Al otro lado de la calle un grupo de unos ocho o diez adolescentes —más chicos que chicas— se habían detenido para burlarse del hombre que estaba borrando el slogan del escaparate de la tienda de ropas.
—Sí vi a todo un montón de ellos bajando de un autobús en la terminal de la Trailways —confirmó Philip—. Debía haber… oh, unos treinta. Me preguntaron cuál era la carretera de Towerhill.
—Parece como si todos se dirigieran hacia el mismo camino, —murmuró Alan—. Me pregunto cuál será la gran atracción.
—Puedes ir y preguntárselo.
—Gracias, no me interesa hasta ese punto.
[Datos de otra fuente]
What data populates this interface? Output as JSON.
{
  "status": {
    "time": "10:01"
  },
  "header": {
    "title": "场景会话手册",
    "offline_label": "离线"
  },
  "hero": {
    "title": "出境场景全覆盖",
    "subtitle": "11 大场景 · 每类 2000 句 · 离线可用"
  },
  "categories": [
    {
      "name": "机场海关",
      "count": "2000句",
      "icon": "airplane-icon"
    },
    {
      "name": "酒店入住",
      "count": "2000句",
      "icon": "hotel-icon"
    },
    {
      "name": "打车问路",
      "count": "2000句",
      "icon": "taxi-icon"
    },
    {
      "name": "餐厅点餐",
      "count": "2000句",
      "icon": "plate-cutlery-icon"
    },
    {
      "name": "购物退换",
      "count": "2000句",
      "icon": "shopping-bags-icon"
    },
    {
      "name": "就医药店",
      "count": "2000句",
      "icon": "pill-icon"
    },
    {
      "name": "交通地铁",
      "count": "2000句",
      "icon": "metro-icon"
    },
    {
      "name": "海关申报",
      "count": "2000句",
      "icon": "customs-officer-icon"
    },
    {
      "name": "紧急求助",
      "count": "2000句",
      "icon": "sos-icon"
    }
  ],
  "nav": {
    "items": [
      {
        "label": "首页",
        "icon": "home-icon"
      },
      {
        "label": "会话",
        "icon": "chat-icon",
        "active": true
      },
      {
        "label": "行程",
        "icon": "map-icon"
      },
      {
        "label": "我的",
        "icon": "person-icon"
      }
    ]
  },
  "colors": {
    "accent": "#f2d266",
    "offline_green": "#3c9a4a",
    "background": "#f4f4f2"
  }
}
Oye, por cierto, ¿cómo es que estás seleccionando esas cartas tú mismo? ¿Qué le ha pasado a esa chica que contratamos para ti?
Philip suspiró.
—Llamó disculpándose. Dolor de garganta. Apenas podía hablar por teléfono.
—Oh, infiernos. Recuérdamelo, ¿quieres? Prioridad absoluta para instalar filtros en las casas de nuestro personal. Veremos si eso puede cortar aunque sea un poco las ausencias por enfermedad. La caridad empieza en casa y todo eso. —Hojeó curiosamente algunas cartas—. ¿Cuántas de esas son autenticas órdenes y cuántas hojarasca?
—Calculo que la proporción es de diez a uno a favor de las genuinas.
—Espléndido. ¡Sensacional!
La puerta se abrió de nuevo y entró Dorothy, con un bloc de notas en una mano, y un pañuelo en la otra con el que se limpiaba constantemente la nariz.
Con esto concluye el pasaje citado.